Cassandra has **no column lengths, precisions, or scales** — `text` is unbounded and `decimal`/`varint` are arbitrary-precision. Relational targets, however, want bounded, precise column types, and some bulk loaders reject unbounded ones outright. So the schema extractor synthesizes sensible bounds:

* **`varint` → `NUMERIC(38,0)`** and **`decimal` → `NUMERIC(38,18)`.** Without an explicit precision, Databricks defaults `NUMERIC` to `DECIMAL(10,0)` and overflows on a 19-digit varint. 38 is the maximum Databricks/Oracle decimal precision; scale 0 keeps varint an exact integer, and scale 18 leaves room for a fraction.

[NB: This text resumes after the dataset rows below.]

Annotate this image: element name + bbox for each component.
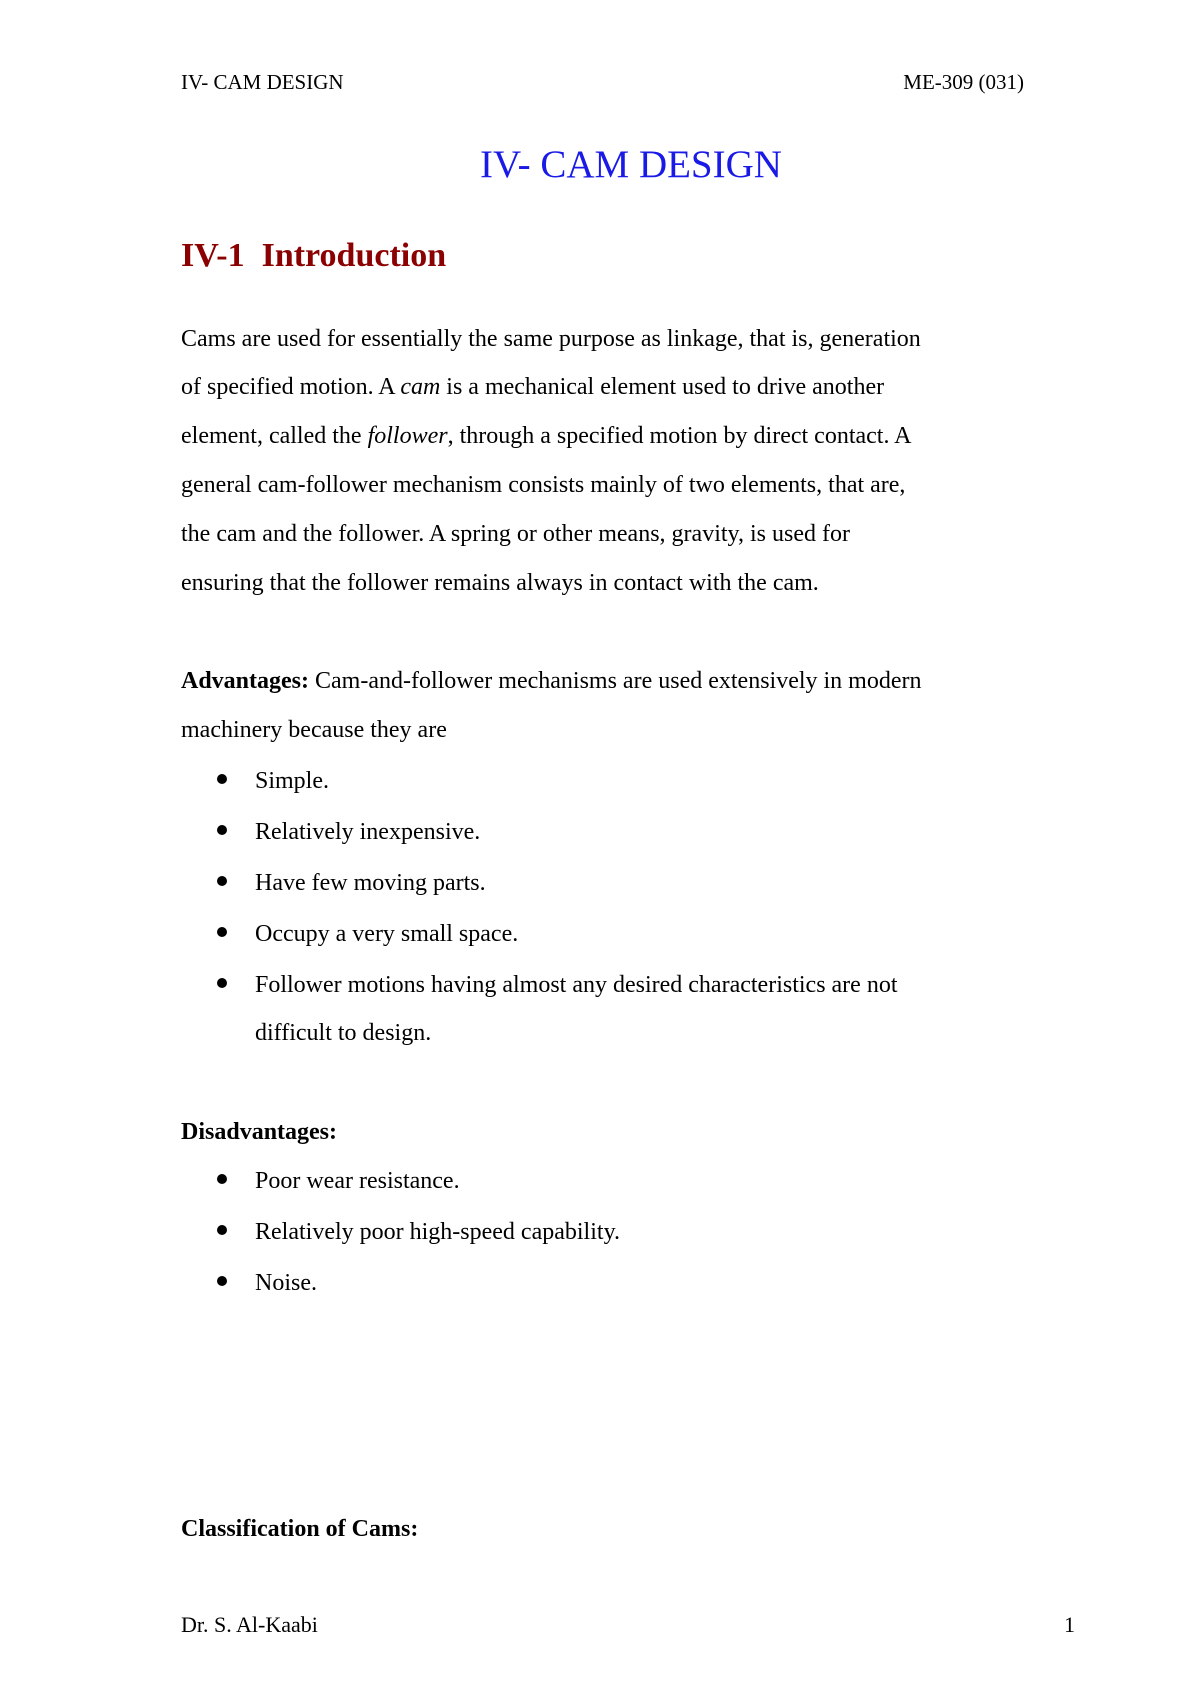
classification-label: Classification of Cams: bbox=[181, 1516, 419, 1542]
advantages-text-cont: machinery because they are bbox=[181, 717, 447, 743]
intro-line-4: general cam-follower mechanism consists mainly of two elements, that are, bbox=[181, 472, 906, 498]
page-number: 1 bbox=[1064, 1612, 1075, 1637]
intro-line-1: Cams are used for essentially the same purpose as linkage, that is, generation bbox=[181, 326, 921, 352]
list-item bbox=[217, 1217, 621, 1247]
list-item bbox=[217, 1268, 317, 1298]
list-item bbox=[217, 766, 330, 796]
section-title: Introduction bbox=[261, 237, 447, 274]
running-header-course-code: ME-309 (031) bbox=[903, 70, 1024, 94]
list-item-text: Have few moving parts. bbox=[255, 870, 486, 896]
intro-line-3-end: , through a specified motion by direct contact. A bbox=[447, 423, 912, 449]
running-header-left: IV- CAM DESIGN bbox=[181, 70, 344, 94]
list-item-text: Relatively inexpensive. bbox=[255, 819, 481, 845]
section-number: IV-1 bbox=[181, 237, 245, 274]
advantages-text: Cam-and-follower mechanisms are used extensively in modern bbox=[309, 668, 922, 694]
section-heading bbox=[181, 237, 446, 275]
list-item bbox=[217, 919, 519, 949]
footer-author: Dr. S. Al-Kaabi bbox=[181, 1612, 318, 1637]
bullet-icon bbox=[217, 876, 227, 886]
list-item bbox=[217, 868, 486, 898]
list-item-text: Occupy a very small space. bbox=[255, 921, 519, 947]
advantages-intro bbox=[181, 666, 922, 696]
intro-line-2-end: is a mechanical element used to drive another bbox=[440, 374, 885, 400]
list-item-text: Noise. bbox=[255, 1270, 317, 1296]
disadvantages-label: Disadvantages: bbox=[181, 1119, 338, 1145]
intro-line-2 bbox=[181, 372, 884, 402]
term-follower: follower bbox=[367, 423, 448, 449]
intro-line-3-start: element, called the bbox=[181, 423, 368, 449]
bullet-icon bbox=[217, 1276, 227, 1286]
intro-line-3 bbox=[181, 421, 911, 451]
list-item bbox=[217, 817, 481, 847]
list-item-text: Relatively poor high-speed capability. bbox=[255, 1219, 621, 1245]
list-item-text: Follower motions having almost any desired characteristics are not bbox=[255, 972, 898, 998]
bullet-icon bbox=[217, 1174, 227, 1184]
bullet-icon bbox=[217, 1225, 227, 1235]
bullet-icon bbox=[217, 774, 227, 784]
bullet-icon bbox=[217, 825, 227, 835]
intro-line-2-start: of specified motion. A bbox=[181, 374, 401, 400]
bullet-icon bbox=[217, 927, 227, 937]
list-item-continuation: difficult to design. bbox=[255, 1020, 432, 1046]
intro-line-6: ensuring that the follower remains always in contact with the cam. bbox=[181, 570, 819, 596]
advantages-label: Advantages: bbox=[181, 668, 310, 694]
term-cam: cam bbox=[400, 374, 441, 400]
document-title: IV- CAM DESIGN bbox=[480, 143, 782, 186]
list-item-text: Poor wear resistance. bbox=[255, 1168, 460, 1194]
list-item bbox=[217, 1166, 460, 1196]
list-item-text: Simple. bbox=[255, 768, 330, 794]
intro-line-5: the cam and the follower. A spring or other means, gravity, is used for bbox=[181, 521, 850, 547]
bullet-icon bbox=[217, 978, 227, 988]
list-item bbox=[217, 970, 898, 1000]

Targets that prefer arbitrary precision (PostgreSQL, Firebolt) simply pad the scale.

* **`text` / `varchar` / `ascii` / `inet` / `duration` → length 4000.** A length-less `VARCHAR` becomes `VARCHAR(MAX)` on SQL Server (whose BCP loader cannot bind it) and `CLOB` on Oracle (whose OCI loader cannot bulk-load it). 4000 is Oracle's `VARCHAR2` standard maximum and within SQL Server's 8000 non-MAX cap.

<Warning>
  The fixed 4000-character bound is **lossy for genuinely large Cassandra `text`.** It is ample for typical keys, labels, and short documents; tables that need larger text should raise this bound.
</Warning>

### How Collections Are Encoded

`list`, `set`, `map`, `tuple`, and user-defined types are serialized to a single **JSON** column on the target. Wirekite does **not** explode collections into child tables, normalize maps, or model UDT fields — the relational skeleton (primary key + scalar columns) stays queryable, and the complex values ride along as JSON.

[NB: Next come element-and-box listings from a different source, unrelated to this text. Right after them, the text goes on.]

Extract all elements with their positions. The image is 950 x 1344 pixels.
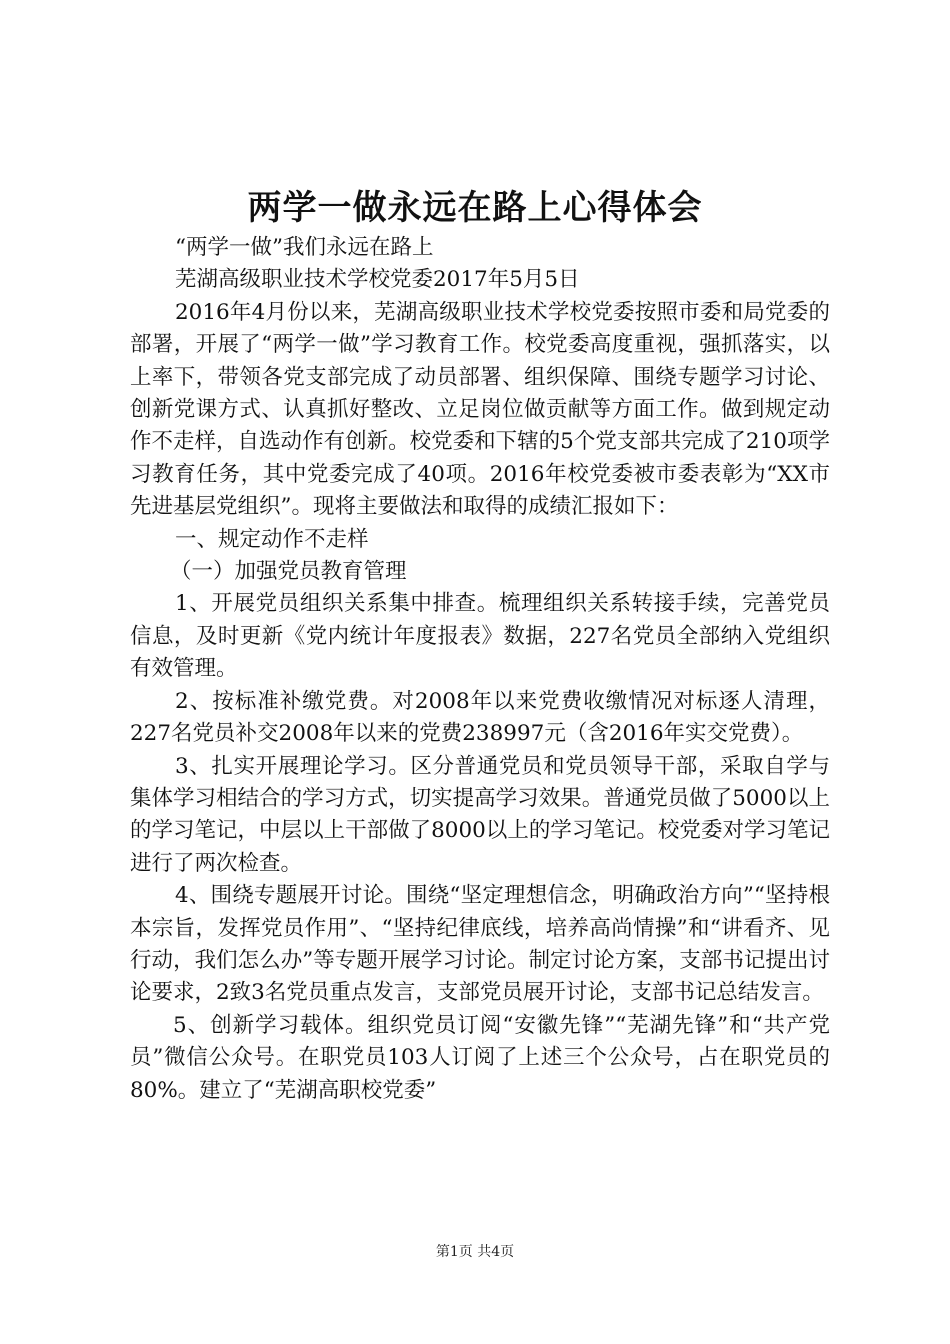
item-paragraph-2: 2、按标准补缴党费。对2008年以来党费收缴情况对标逐人清理，227名党员补交2008年以来的党费238997元（含2016年实交党费）。 bbox=[130, 688, 830, 747]
document-title: 两学一做永远在路上心得体会 bbox=[247, 188, 703, 228]
intro-paragraph: 2016年4月份以来，芜湖高级职业技术学校党委按照市委和局党委的部署，开展了“两学一做”学习教育工作。校党委高度重视，强抓落实，以上率下，带领各党支部完成了动员部署、组织保障、围绕专题学习讨论、创新党课方式、认真抓好整改、立足岗位做贡献等方面工作。做到规定动作不走样，自选动作有创新。校党委和下辖的5个党支部共完成了210项学习教育任务，其中党委完成了40项。2016年校党委被市委表彰为“XX市先进基层党组织”。现将主要做法和取得的成绩汇报如下： bbox=[130, 299, 830, 520]
subsection-heading: （一）加强党员教育管理 bbox=[170, 559, 407, 585]
section-heading: 一、规定动作不走样 bbox=[175, 526, 369, 552]
item-paragraph-1: 1、开展党员组织关系集中排查。梳理组织关系转接手续，完善党员信息，及时更新《党内统计年度报表》数据，227名党员全部纳入党组织有效管理。 bbox=[130, 591, 830, 682]
item-paragraph-4: 4、围绕专题展开讨论。围绕“坚定理想信念，明确政治方向”“坚持根本宗旨，发挥党员作用”、“坚持纪律底线，培养高尚情操”和“讲看齐、见行动，我们怎么办”等专题开展学习讨论。制定讨论方案，支部书记提出讨论要求，2致3名党员重点发言，支部党员展开讨论，支部书记总结发言。 bbox=[130, 883, 830, 1006]
author-date-paragraph: 芜湖高级职业技术学校党委2017年5月5日 bbox=[175, 267, 580, 293]
page-number: 第1页 共4页 bbox=[435, 1244, 515, 1260]
item-paragraph-3: 3、扎实开展理论学习。区分普通党员和党员领导干部，采取自学与集体学习相结合的学习方式，切实提高学习效果。普通党员做了5000以上的学习笔记，中层以上干部做了8000以上的学习笔记。校党委对学习笔记进行了两次检查。 bbox=[130, 753, 830, 876]
subtitle-paragraph: “两学一做”我们永远在路上 bbox=[175, 235, 434, 260]
item-paragraph-5: 5、创新学习载体。组织党员订阅“安徽先锋”“芜湖先锋”和“共产党员”微信公众号。在职党员103人订阅了上述三个公众号，占在职党员的80%。建立了“芜湖高职校党委” bbox=[130, 1012, 830, 1103]
document-body bbox=[130, 232, 830, 1107]
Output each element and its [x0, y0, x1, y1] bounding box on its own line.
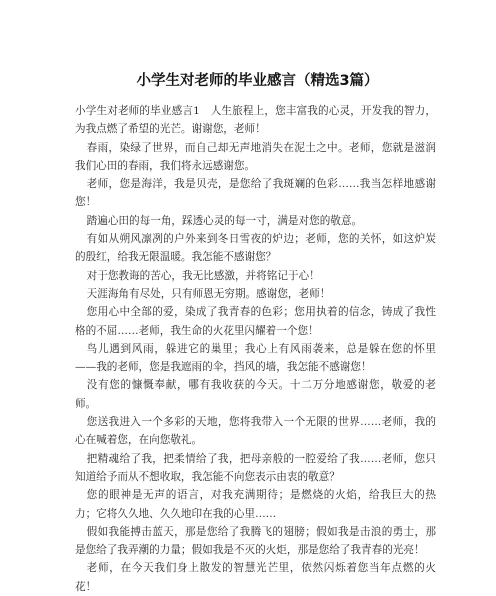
paragraph: 假如我能搏击蓝天，那是您给了我腾飞的翅膀；假如我是击浪的勇士，那是您给了我弄潮的力量；假如我是不灭的火炬，那是您给了我青春的光亮！ — [75, 525, 436, 557]
document-title: 小学生对老师的毕业感言（精选3篇） — [136, 73, 379, 89]
paragraph: 您的眼神是无声的语言，对我充满期待；是燃烧的火焰，给我巨大的热力；它将久久地、久久地印在我的心里…… — [75, 489, 436, 520]
paragraph: 踏遍心田的每一角，踩透心灵的每一寸，满是对您的敬意。 — [86, 214, 363, 227]
paragraph: 有如从朔风凛冽的户外来到冬日雪夜的炉边；老师，您的关怀，如这炉炭的殷红，给我无限温暖。我怎能不感谢您？ — [75, 233, 436, 264]
document-body — [75, 102, 436, 596]
paragraph: 天涯海角有尽处，只有师恩无穷期。感谢您，老师！ — [86, 287, 331, 300]
paragraph: 老师，您是海洋，我是贝壳，是您给了我斑斓的色彩……我当怎样地感谢您！ — [75, 178, 436, 209]
paragraph: 把精魂给了我，把柔情给了我，把母亲般的一腔爱给了我……老师，您只知道给予而从不想收取，我怎能不向您表示由衷的敬意？ — [75, 452, 436, 483]
paragraph: 对于您教诲的苦心，我无比感激，并将铭记于心！ — [86, 269, 320, 282]
paragraph: 老师，在今天我们身上散发的智慧光芒里，依然闪烁着您当年点燃的火花！ — [75, 562, 436, 593]
paragraph: 小学生对老师的毕业感言1 人生旅程上，您丰富我的心灵，开发我的智力，为我点燃了希望的光芒。谢谢您，老师！ — [75, 105, 436, 136]
paragraph: 鸟儿遇到风雨，躲进它的巢里；我心上有风雨袭来，总是躲在您的怀里——我的老师，您是我遮雨的伞，挡风的墙，我怎能不感谢您！ — [75, 342, 436, 374]
paragraph: 您用心中全部的爱，染成了我青春的色彩；您用执着的信念，铸成了我性格的不屈……老师，我生命的火花里闪耀着一个您！ — [75, 306, 436, 337]
paragraph: 您送我进入一个多彩的天地，您将我带入一个无限的世界……老师，我的心在喊着您，在向您敬礼。 — [75, 416, 436, 447]
paragraph: 春雨，染绿了世界，而自己却无声地消失在泥土之中。老师，您就是滋润我们心田的春雨，我们将永远感谢您。 — [75, 141, 436, 172]
paragraph: 没有您的慷慨奉献，哪有我收获的今天。十二万分地感谢您，敬爱的老师。 — [75, 379, 436, 410]
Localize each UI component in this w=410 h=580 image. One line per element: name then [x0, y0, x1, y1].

To keep the diff stable across runs, the JSON is canonicalized:

* `list` and `tuple` → JSON array, **order preserved**.
* `set` → JSON array, **sorted** (sets are unordered in Cassandra).
* `map` → JSON object with **keys sorted** and coerced to strings.
* UDT → JSON object, fields in **declared order**.

<Note>
  Complex columns **cannot be part of a primary key**, and `frozen<…>` wrappers are transparent (the inner type is used).
</Note>